Genomic profiling of circulating tumor DNA in small cell lung cancer: comparison of relapsed disease to initial tumor biopsies.

Abstract

e20017 Background: Genomic studies in small cell lung cancer (SCLC) are hampered by the small amounts of biopsy tissue typically available.
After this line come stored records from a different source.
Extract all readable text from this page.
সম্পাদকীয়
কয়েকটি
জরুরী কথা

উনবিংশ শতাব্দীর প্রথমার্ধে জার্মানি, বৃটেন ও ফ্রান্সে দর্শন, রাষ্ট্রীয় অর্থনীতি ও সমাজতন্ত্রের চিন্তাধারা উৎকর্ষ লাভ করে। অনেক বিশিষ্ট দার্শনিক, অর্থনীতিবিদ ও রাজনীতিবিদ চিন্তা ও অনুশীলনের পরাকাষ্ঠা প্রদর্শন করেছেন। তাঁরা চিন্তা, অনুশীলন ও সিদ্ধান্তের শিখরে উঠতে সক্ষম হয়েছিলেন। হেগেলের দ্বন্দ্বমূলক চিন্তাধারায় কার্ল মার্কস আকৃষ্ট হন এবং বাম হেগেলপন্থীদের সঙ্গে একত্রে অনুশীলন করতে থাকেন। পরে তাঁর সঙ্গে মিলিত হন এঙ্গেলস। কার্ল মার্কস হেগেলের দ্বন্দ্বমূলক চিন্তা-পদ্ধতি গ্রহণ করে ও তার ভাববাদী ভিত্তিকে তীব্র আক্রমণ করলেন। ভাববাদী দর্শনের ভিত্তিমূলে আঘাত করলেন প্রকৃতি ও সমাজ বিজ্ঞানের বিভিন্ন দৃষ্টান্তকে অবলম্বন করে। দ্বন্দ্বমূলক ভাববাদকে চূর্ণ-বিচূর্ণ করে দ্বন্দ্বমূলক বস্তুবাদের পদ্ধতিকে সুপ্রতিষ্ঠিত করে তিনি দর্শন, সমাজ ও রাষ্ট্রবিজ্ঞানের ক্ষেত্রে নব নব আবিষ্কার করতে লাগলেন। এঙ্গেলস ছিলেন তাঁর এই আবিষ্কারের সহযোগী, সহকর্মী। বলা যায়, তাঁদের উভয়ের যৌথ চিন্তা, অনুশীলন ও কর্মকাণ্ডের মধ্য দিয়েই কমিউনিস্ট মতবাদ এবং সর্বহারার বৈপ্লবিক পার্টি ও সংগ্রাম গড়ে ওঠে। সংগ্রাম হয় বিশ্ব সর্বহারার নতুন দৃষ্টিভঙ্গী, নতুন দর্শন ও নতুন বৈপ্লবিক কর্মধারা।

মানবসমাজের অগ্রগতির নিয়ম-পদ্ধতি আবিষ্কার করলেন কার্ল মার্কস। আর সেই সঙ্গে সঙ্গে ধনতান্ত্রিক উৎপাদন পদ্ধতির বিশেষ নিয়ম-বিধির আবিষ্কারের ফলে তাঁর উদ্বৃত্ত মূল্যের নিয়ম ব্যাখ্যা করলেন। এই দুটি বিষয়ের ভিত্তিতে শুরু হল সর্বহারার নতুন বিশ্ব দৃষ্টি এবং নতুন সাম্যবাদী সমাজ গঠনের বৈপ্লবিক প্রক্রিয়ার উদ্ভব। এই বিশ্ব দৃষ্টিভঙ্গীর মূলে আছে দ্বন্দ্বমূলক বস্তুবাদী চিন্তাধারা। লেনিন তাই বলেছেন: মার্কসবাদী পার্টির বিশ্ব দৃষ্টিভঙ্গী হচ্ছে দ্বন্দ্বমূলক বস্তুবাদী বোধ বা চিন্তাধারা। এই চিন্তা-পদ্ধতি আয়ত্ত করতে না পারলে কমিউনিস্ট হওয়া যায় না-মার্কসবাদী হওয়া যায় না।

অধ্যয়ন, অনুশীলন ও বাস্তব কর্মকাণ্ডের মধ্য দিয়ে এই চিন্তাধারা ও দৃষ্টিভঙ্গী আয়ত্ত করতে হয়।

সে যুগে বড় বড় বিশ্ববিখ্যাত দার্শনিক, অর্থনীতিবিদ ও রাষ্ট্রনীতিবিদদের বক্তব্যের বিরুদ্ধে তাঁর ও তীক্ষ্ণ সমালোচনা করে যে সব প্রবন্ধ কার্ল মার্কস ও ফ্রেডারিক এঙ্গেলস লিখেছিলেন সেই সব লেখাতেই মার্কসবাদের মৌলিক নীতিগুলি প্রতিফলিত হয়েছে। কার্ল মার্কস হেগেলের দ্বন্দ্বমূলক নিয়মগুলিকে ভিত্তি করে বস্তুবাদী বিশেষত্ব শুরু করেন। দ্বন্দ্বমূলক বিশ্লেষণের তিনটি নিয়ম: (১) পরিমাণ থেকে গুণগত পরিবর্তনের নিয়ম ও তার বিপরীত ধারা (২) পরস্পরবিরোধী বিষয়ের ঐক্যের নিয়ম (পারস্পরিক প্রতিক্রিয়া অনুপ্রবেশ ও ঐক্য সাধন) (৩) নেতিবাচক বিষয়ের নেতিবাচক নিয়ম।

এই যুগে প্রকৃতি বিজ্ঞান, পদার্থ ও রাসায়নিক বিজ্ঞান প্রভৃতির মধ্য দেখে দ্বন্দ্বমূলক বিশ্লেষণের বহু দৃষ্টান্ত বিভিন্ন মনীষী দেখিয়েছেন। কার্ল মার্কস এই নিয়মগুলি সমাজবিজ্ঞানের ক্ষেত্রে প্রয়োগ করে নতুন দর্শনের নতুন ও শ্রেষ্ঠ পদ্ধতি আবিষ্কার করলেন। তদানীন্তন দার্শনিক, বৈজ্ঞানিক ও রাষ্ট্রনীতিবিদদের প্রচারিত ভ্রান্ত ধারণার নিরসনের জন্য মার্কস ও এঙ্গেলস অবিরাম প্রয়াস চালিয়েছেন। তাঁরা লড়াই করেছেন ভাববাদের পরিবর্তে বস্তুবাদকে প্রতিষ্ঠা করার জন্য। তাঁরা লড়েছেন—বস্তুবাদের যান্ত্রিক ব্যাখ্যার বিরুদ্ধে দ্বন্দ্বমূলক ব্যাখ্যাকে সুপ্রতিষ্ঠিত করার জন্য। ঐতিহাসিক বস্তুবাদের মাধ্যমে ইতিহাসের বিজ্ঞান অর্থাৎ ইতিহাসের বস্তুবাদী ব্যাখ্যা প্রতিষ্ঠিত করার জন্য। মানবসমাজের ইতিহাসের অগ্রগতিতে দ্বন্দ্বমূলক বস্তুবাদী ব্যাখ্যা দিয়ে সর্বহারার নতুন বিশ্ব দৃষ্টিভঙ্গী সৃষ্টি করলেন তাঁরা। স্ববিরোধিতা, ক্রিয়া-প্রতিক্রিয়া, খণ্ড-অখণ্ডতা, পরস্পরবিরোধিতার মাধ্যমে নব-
The emergence of ‘liquid biopsy’ to identify tumor DNA mutations in plasma (circulating tumor DNA or ctDNA) has the potential to overcome this restriction and also facilitates multiple sampling during disease treatment. Here we use ctDNA to compare mutation profiles in SCLC and non-small cell lung cancer (NSCLC)patients and to identify changes that occur post-relapse in SCLC. Methods: Targeted exome sequencing of 73 genes in plasma from 13 SCLC and 17 NSCLC patients was obtained along with matched patient targeted exome sequencingof 315 genes for 6 SCLC and 8 NSCLC tumor biopsies. Only the 70 genes analyzed by both assays were studied. Results: 3 SCLC and 8 NSCLC ctDNA specimens were collected pre-treatment, with the remainder post-relapse. In SCLC, 46 total gene mutations were detected in ctDNA with a mean allelic fraction (mAF) of 16.0%. TP53 (mAF 30.8%, N= 15) and ARID1A (mAF 16.0%, N= 6) were the most frequently mutated SCLC genes. In NSCLC, 53 gene mutations were detected with a mAF of 2.5%. TP53 (mAF 5.9%, N= 13), EGFR (mAF 2.3%, N= 10) and KRAS (mAF 4.4%, N= 5) were frequently mutated NSCLC genes. 44 and 10 gene amplifications were detected in SCLC and NSCLC ctDNA, respectively. 5 SCLC patients with tumor DNA profiles obtained pre-treatment had matching ctDNA profiles obtained post-relapse. TP53 mutation status agreed in 4 of the matched specimens. 6 new gene mutations occurred post-relapse in ctDNA, notably a TSC1 mutation (AF 8.4%) in one patient. 7 tumor gene mutations were lost post-relapse, notably ARID1A and NTRK1 mutations were lost in two patients each. Remarkably, 23 new gene amplifications were detected post-relapse in ctDNA, including PIK3CA ( N= 5) and CCNE1 ( N= 5), whereas only 1 was detected in pre-treatment tumors. Conclusions: SCLC exhibits much greater ctDNA mAF values than NSCLC, although their overall mutation profiles agree with published tumor DNA mutation profiles. Interestingly, the predominant change observed in SCLC ctDNA profiles in relapsed specimens is increased gene amplification.